Wells brought online since the start of 2019 represented 45% of total US onshore production—3.5 million B/D out of an all-time high 7.74 million B/D. As more late-year production data flows in, the 2019 wells might represent closer to 50% of the total, according to information from Shale Profile, an analytics firm that aggregates public data from US oil and gas regulators. Another 25%, or about 1.9 million B/D, came from wells that started producing in 2018.
The remainder of US onshore supply came mostly from the 93,000 wells that were completed between 2010–2017. The importance of this older stock of horizontal wellbores is coming into focus as the early-time-decline rate of new wells accelerates, prompting upstream analysts at IHS Markit to forecast that US tight-oil production will peak in 2021.
Unconventional wells in the most prolific shale plays tend to see decline rates of more than 50% in their first year, and another 30% in their second. One of the key assumptions that justified the economics of such production profiles held that, after about 5 years, those steep declines would transition to the modest 5–10% annual drops seen in conventional wells, and remain there for many years.
The most recent production data reveal that tight oil wells are not living up to this standard.
At 5 years of age, horizontal wells in the Permian Basin and Williston Basin’s Bakken Shale share average terminal decline rates of around 17%. The figure for wells of the same age in the Eagle Ford Shale is 23.5%. On average, it takes 8–10 years for these wells to fall below an annual decline threshold of 10%.
These terminal decline rates represent a clear challenge for current reserves and ultimate recovery estimates from wells that were expected to produce economically for 30 or more years.
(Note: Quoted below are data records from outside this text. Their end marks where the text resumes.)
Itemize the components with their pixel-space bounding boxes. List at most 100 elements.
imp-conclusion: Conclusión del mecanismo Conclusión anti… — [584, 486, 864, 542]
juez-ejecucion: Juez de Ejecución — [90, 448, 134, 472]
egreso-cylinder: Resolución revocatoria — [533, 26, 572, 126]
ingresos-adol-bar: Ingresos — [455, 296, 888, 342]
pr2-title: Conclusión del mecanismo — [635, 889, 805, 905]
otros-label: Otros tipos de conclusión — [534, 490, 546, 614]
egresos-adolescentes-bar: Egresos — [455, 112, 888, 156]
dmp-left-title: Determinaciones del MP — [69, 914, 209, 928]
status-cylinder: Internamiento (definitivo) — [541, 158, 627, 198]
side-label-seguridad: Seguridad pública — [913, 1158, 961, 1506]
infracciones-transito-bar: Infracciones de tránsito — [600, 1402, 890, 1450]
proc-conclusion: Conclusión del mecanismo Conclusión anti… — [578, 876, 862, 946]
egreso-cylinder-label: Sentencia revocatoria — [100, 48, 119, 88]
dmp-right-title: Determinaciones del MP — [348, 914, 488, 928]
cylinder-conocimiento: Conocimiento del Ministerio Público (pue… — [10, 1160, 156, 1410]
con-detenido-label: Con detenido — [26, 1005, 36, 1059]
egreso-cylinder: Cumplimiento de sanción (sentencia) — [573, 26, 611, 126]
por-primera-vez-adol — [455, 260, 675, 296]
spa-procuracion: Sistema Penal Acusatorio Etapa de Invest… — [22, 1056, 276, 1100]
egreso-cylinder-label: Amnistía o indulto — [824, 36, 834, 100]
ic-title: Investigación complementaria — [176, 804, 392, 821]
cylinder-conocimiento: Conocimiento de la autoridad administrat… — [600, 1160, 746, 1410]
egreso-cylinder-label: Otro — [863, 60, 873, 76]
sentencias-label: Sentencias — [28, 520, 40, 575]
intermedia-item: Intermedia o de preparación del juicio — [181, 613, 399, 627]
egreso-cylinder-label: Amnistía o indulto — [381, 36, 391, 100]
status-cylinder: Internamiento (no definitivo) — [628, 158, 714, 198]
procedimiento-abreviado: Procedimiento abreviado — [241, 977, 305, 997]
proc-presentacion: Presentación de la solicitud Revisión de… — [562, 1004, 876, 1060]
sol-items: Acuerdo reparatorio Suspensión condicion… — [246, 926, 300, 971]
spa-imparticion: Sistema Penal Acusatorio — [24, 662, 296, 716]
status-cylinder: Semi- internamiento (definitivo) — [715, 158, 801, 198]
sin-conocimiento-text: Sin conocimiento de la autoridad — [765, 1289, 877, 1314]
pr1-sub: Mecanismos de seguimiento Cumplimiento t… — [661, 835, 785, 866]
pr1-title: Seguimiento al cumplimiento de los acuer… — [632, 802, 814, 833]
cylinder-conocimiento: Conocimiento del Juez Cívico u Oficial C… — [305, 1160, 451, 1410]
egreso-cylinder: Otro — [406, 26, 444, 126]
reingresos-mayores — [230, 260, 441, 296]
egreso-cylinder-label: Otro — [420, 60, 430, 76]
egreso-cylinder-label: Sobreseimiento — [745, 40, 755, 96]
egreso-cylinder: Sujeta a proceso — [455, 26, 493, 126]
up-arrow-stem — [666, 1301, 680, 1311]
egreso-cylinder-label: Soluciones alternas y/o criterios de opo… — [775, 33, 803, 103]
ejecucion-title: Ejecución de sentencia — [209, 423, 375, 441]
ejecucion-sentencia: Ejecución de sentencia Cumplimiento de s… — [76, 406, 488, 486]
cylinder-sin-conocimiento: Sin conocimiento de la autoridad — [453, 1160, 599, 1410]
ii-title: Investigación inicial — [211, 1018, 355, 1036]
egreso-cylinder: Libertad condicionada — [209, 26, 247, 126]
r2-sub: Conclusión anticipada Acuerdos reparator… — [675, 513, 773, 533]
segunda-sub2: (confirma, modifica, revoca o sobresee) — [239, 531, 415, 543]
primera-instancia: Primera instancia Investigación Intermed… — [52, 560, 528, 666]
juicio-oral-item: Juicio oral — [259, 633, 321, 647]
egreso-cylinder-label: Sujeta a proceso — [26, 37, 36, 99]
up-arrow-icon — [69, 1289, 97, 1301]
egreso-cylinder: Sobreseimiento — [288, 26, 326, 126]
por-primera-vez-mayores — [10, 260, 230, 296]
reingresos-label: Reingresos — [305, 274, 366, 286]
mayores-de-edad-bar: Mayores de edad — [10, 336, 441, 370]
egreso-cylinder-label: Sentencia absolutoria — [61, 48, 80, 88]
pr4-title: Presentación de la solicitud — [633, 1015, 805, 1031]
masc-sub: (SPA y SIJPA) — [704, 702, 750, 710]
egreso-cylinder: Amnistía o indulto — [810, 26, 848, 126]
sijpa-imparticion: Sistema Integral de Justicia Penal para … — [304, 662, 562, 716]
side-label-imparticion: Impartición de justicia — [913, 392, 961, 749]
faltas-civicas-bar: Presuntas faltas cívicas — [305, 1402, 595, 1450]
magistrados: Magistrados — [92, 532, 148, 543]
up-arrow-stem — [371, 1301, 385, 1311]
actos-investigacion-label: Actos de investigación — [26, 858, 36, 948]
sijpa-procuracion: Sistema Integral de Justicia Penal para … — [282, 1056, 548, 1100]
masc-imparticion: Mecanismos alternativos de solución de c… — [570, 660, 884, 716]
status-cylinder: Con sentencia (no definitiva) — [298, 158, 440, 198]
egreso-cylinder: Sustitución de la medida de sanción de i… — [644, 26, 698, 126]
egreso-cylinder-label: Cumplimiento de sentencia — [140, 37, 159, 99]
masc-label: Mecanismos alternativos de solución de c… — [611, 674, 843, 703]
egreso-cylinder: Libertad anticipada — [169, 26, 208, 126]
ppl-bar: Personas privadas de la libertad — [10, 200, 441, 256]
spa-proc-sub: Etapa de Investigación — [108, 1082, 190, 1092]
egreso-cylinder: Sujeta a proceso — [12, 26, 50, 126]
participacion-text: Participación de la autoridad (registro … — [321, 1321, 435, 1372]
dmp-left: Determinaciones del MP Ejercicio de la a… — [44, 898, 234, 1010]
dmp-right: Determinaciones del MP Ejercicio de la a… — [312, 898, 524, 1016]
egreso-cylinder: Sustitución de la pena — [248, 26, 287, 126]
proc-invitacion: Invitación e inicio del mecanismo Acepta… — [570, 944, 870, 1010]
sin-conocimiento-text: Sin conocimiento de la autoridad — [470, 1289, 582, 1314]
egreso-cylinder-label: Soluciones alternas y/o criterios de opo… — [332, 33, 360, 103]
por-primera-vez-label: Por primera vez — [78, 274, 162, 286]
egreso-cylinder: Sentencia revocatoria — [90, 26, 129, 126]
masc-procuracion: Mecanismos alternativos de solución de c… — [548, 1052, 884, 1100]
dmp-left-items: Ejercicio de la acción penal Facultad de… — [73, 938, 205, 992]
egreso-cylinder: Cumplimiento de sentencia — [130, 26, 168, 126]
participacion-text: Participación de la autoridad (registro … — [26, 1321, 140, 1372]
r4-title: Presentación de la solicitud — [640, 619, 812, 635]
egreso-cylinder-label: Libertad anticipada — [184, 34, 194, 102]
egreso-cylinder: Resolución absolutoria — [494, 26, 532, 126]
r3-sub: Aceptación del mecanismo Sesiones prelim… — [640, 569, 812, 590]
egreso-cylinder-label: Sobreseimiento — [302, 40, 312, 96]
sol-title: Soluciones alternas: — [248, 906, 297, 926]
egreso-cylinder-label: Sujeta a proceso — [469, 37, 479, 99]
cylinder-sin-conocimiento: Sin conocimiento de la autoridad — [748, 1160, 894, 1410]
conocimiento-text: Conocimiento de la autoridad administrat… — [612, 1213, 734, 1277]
As a result, shale producers are now advised to not use conventional wells as a guide, or else run the risk of overstating and overvaluing unconventional assets (URTeC 432). The sector’s awareness of long-term production shortfalls is also considered to be the driving force behind a new wave of mergers and acquisitions that has left constrained operators seeking to combine with peers holding proportionally large positions of undrilled acreage.